We can chek the above by looking at the count for ‘in the national spotlight’ (sums[‘in the national spotlight’]), which is 2, and the count for ‘in the national’ (sums[‘in the national’], which is 6.

# The below tries different numbers of 'chops' up to the length of the prefix to come up with a (still unordered) combined list of scores for potential completions of the prefix.
def score_given(given, fact = 0.4):
    sg = pd.Series()
    given_split = given.split(" ")
    given_length = len(given_split)
    for i in range(given_length+1):
        fcs = find_completion_scores(given, i, fact)
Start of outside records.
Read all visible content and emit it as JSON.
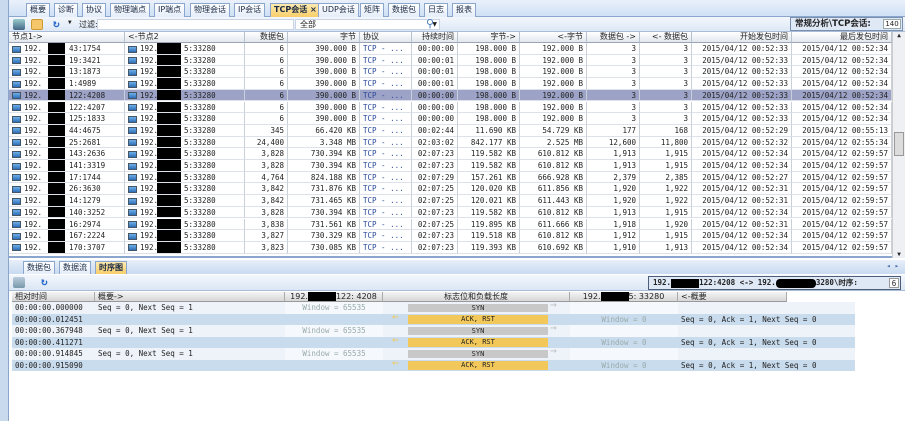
{
  "tabs": [
    "概要",
    "诊断",
    "协议",
    "物理端点",
    "IP端点",
    "物理会话",
    "IP会话",
    "TCP会话",
    "UDP会话",
    "矩阵",
    "数据包",
    "日志",
    "报表"
  ],
  "active_tab": "TCP会话",
  "toolbar": {
    "filter_label": "过滤:",
    "filter_value": "",
    "combo_value": "全部",
    "breadcrumb": "常规分析\\TCP会话:",
    "count": "140"
  },
  "grid": {
    "columns": [
      "节点1->",
      "<-节点2",
      "数据包",
      "字节",
      "协议",
      "持续时间",
      "字节->",
      "<-字节",
      "数据包 ->",
      "<- 数据包",
      "开始发包时间",
      "最后发包时间"
    ],
    "selected_index": 4,
    "rows": [
      [
        "192.",
        "43:1754",
        "192.",
        "5:33280",
        "6",
        "390.000 B",
        "TCP - ...",
        "00:00:00",
        "198.000 B",
        "192.000 B",
        "3",
        "3",
        "2015/04/12 00:52:33",
        "2015/04/12 00:52:34"
      ],
      [
        "192.",
        "19:3421",
        "192.",
        "5:33280",
        "6",
        "390.000 B",
        "TCP - ...",
        "00:00:01",
        "198.000 B",
        "192.000 B",
        "3",
        "3",
        "2015/04/12 00:52:33",
        "2015/04/12 00:52:34"
      ],
      [
        "192.",
        "13:1873",
        "192.",
        "5:33280",
        "6",
        "390.000 B",
        "TCP - ...",
        "00:00:01",
        "198.000 B",
        "192.000 B",
        "3",
        "3",
        "2015/04/12 00:52:33",
        "2015/04/12 00:52:34"
      ],
      [
        "192.",
        "1:4989",
        "192.",
        "5:33280",
        "6",
        "390.000 B",
        "TCP - ...",
        "00:00:01",
        "198.000 B",
        "192.000 B",
        "3",
        "3",
        "2015/04/12 00:52:33",
        "2015/04/12 00:52:34"
      ],
      [
        "192.",
        "122:4208",
        "192.",
        "5:33280",
        "6",
        "390.000 B",
        "TCP - ...",
        "00:00:00",
        "198.000 B",
        "192.000 B",
        "3",
        "3",
        "2015/04/12 00:52:33",
        "2015/04/12 00:52:34"
      ],
      [
        "192.",
        "122:4207",
        "192.",
        "5:33280",
        "6",
        "390.000 B",
        "TCP - ...",
        "00:00:00",
        "198.000 B",
        "192.000 B",
        "3",
        "3",
        "2015/04/12 00:52:33",
        "2015/04/12 00:52:34"
      ],
      [
        "192.",
        "125:1833",
        "192.",
        "5:33280",
        "6",
        "390.000 B",
        "TCP - ...",
        "00:00:00",
        "198.000 B",
        "192.000 B",
        "3",
        "3",
        "2015/04/12 00:52:33",
        "2015/04/12 00:52:34"
      ],
      [
        "192.",
        "44:4675",
        "192.",
        "5:33280",
        "345",
        "66.420 KB",
        "TCP - ...",
        "00:02:44",
        "11.690 KB",
        "54.729 KB",
        "177",
        "168",
        "2015/04/12 00:52:29",
        "2015/04/12 00:55:13"
      ],
      [
        "192.",
        "25:2681",
        "192.",
        "5:33280",
        "24,400",
        "3.348 MB",
        "TCP - ...",
        "02:03:02",
        "842.177 KB",
        "2.525 MB",
        "12,600",
        "11,800",
        "2015/04/12 00:52:32",
        "2015/04/12 02:55:34"
      ],
      [
        "192.",
        "143:2636",
        "192.",
        "5:33280",
        "3,828",
        "730.394 KB",
        "TCP - ...",
        "02:07:23",
        "119.582 KB",
        "610.812 KB",
        "1,913",
        "1,915",
        "2015/04/12 00:52:34",
        "2015/04/12 02:59:57"
      ],
      [
        "192.",
        "141:3319",
        "192.",
        "5:33280",
        "3,828",
        "730.394 KB",
        "TCP - ...",
        "02:07:23",
        "119.582 KB",
        "610.812 KB",
        "1,913",
        "1,915",
        "2015/04/12 00:52:34",
        "2015/04/12 02:59:57"
      ],
      [
        "192.",
        "17:1744",
        "192.",
        "5:33280",
        "4,764",
        "824.188 KB",
        "TCP - ...",
        "02:07:29",
        "157.261 KB",
        "666.928 KB",
        "2,379",
        "2,385",
        "2015/04/12 00:52:27",
        "2015/04/12 02:59:57"
      ],
      [
        "192.",
        "26:3630",
        "192.",
        "5:33280",
        "3,842",
        "731.876 KB",
        "TCP - ...",
        "02:07:25",
        "120.020 KB",
        "611.856 KB",
        "1,920",
        "1,922",
        "2015/04/12 00:52:31",
        "2015/04/12 02:59:57"
      ],
      [
        "192.",
        "14:1279",
        "192.",
        "5:33280",
        "3,842",
        "731.465 KB",
        "TCP - ...",
        "02:07:25",
        "120.021 KB",
        "611.443 KB",
        "1,920",
        "1,922",
        "2015/04/12 00:52:31",
        "2015/04/12 02:59:57"
      ],
      [
        "192.",
        "140:3252",
        "192.",
        "5:33280",
        "3,828",
        "730.394 KB",
        "TCP - ...",
        "02:07:23",
        "119.582 KB",
        "610.812 KB",
        "1,913",
        "1,915",
        "2015/04/12 00:52:34",
        "2015/04/12 02:59:57"
      ],
      [
        "192.",
        "16:2974",
        "192.",
        "5:33280",
        "3,838",
        "731.561 KB",
        "TCP - ...",
        "02:07:25",
        "119.895 KB",
        "611.666 KB",
        "1,918",
        "1,920",
        "2015/04/12 00:52:31",
        "2015/04/12 02:59:57"
      ],
      [
        "192.",
        "167:2224",
        "192.",
        "5:33280",
        "3,827",
        "730.329 KB",
        "TCP - ...",
        "02:07:23",
        "119.518 KB",
        "610.812 KB",
        "1,912",
        "1,915",
        "2015/04/12 00:52:34",
        "2015/04/12 02:59:57"
      ],
      [
        "192.",
        "170:3707",
        "192.",
        "5:33280",
        "3,823",
        "730.085 KB",
        "TCP - ...",
        "02:07:23",
        "119.393 KB",
        "610.692 KB",
        "1,910",
        "1,913",
        "2015/04/12 00:52:34",
        "2015/04/12 02:59:57"
      ]
    ]
  },
  "bottom_tabs": [
    "数据包",
    "数据流",
    "时序图"
  ],
  "bottom_active": "时序图",
  "pair": {
    "left_a": "192.",
    "left_b": "122:4208 <-> 192.",
    "right": "3280\\时序:",
    "count": "6"
  },
  "sequence": {
    "headers": [
      "相对时间",
      "概要->",
      "192.",
      "122: 4208",
      "标志位和负载长度",
      "192.",
      "5: 33280",
      "<-概要"
    ],
    "rows": [
      {
        "time": "00:00:00.000000",
        "summary": "Seq = 0, Next Seq = 1",
        "left": "Window = 65535",
        "flags": "SYN",
        "dir": "right",
        "right": "",
        "summary2": ""
      },
      {
        "time": "00:00:00.012451",
        "summary": "",
        "left": "",
        "flags": "ACK, RST",
        "dir": "left",
        "right": "Window = 0",
        "summary2": "Seq = 0, Ack = 1, Next Seq = 0"
      },
      {
        "time": "00:00:00.367948",
        "summary": "Seq = 0, Next Seq = 1",
        "left": "Window = 65535",
        "flags": "SYN",
        "dir": "right",
        "right": "",
        "summary2": ""
      },
      {
        "time": "00:00:00.411271",
        "summary": "",
        "left": "",
        "flags": "ACK, RST",
        "dir": "left",
        "right": "Window = 0",
        "summary2": "Seq = 0, Ack = 1, Next Seq = 0"
      },
      {
        "time": "00:00:00.914845",
        "summary": "Seq = 0, Next Seq = 1",
        "left": "Window = 65535",
        "flags": "SYN",
        "dir": "right",
        "right": "",
        "summary2": ""
      },
      {
        "time": "00:00:00.915090",
        "summary": "",
        "left": "",
        "flags": "ACK, RST",
        "dir": "left",
        "right": "Window = 0",
        "summary2": "Seq = 0, Ack = 1, Next Seq = 0"
      }
    ]
  },
  "colors": {
    "selected_row": "#9da3c6",
    "syn": "#c8c8c8",
    "ack_rst": "#f2c85a",
    "arrow_right": "#c0c0c0",
    "arrow_left": "#f2c85a",
    "active_tab": "#f8cf6a"
  }
}
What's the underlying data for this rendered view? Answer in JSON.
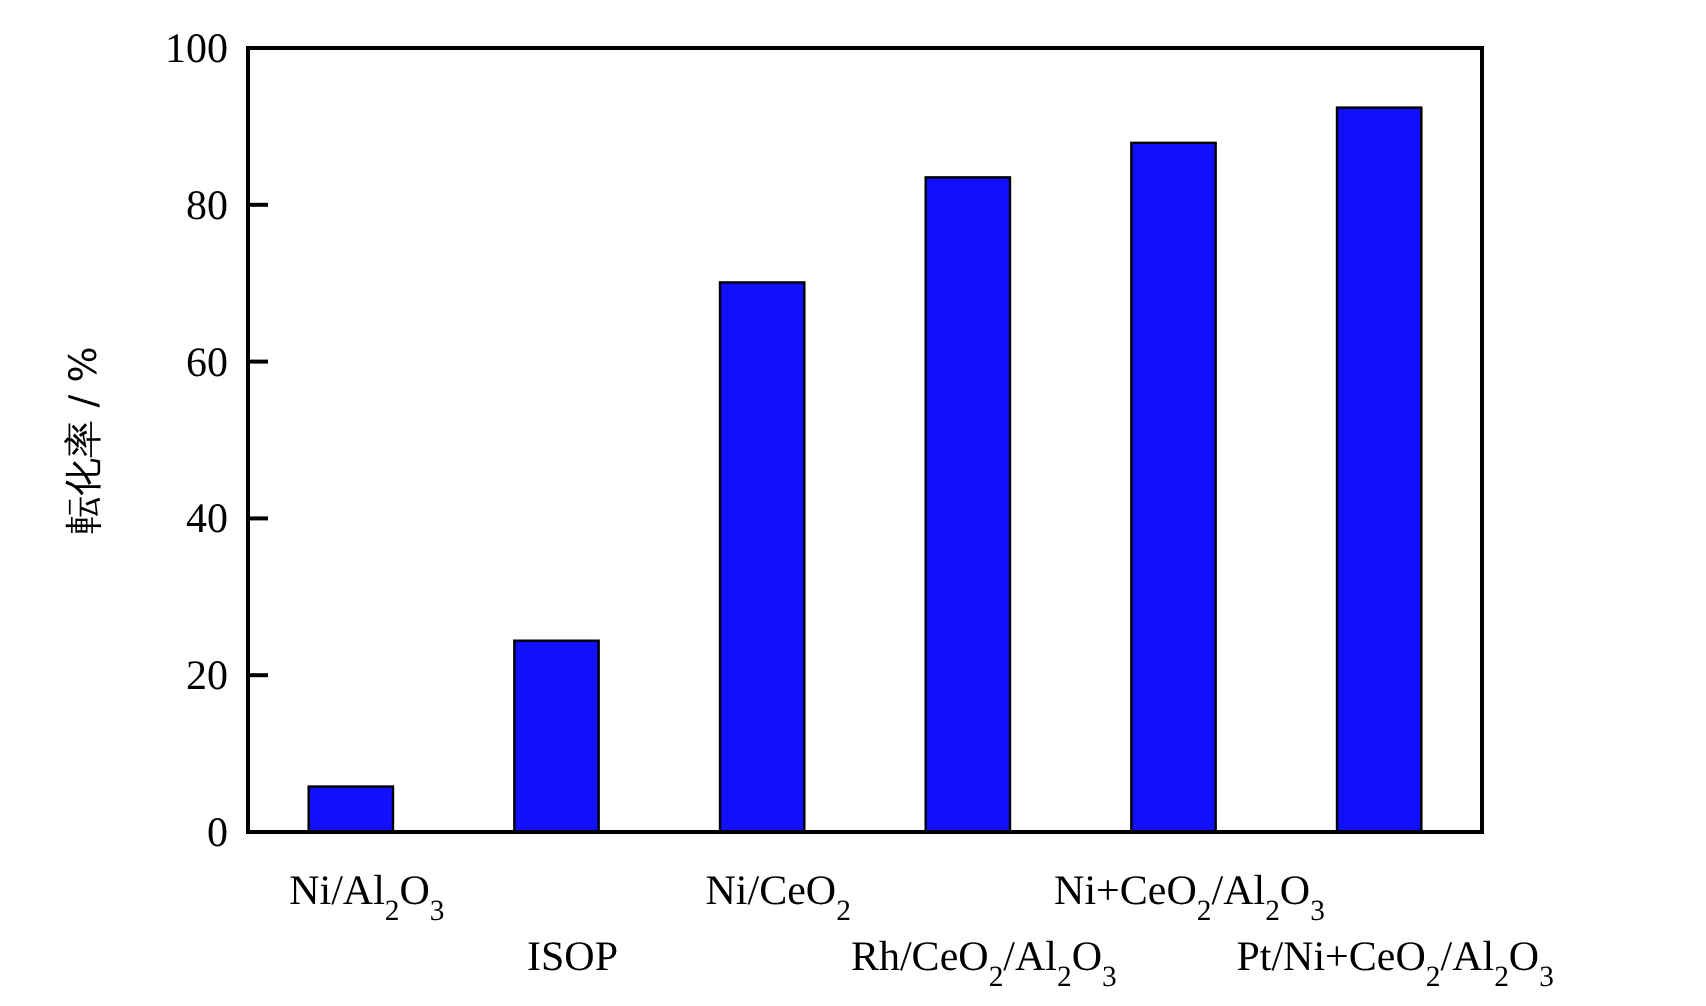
{
  "chart_data": {
    "type": "bar",
    "ylabel": "転化率 / %",
    "categories": [
      "Ni/Al$_{2}$O$_{3}$",
      "ISOP",
      "Ni/CeO$_{2}$",
      "Rh/CeO$_{2}$/Al$_{2}$O$_{3}$",
      "Ni+CeO$_{2}$/Al$_{2}$O$_{3}$",
      "Pt/Ni+CeO$_{2}$/Al$_{2}$O$_{3}$"
    ],
    "values": [
      5.8,
      24.4,
      70.1,
      83.5,
      87.9,
      92.4
    ],
    "color": "#1010ff",
    "ylim": [
      0,
      100
    ],
    "yticks": [
      0,
      20,
      40,
      60,
      80,
      100
    ],
    "grid": false
  }
}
        for i in fcs.index:
            if i not in sg.index:
                sg[i] = fcs[i]
    return sg
#The below takes the potential completion scores, puts them in descending order and re-normalizes them as a percentage (pseudo-probability).
def score_output(given, fact = 0.4):
    sg = score_given(given, fact)
    ss = sg.sum()
    sg = 100 * sg / ss
    sg.sort_values(axis=0, ascending=False, inplace=True)
    return round(sg,1)
# The below shows that even with a corpus that is way too small (only 1.7 million words vs. billions or even trillions in current research), results start to become intuitive.
score_output('on the big', fact = 0.4)[0:15]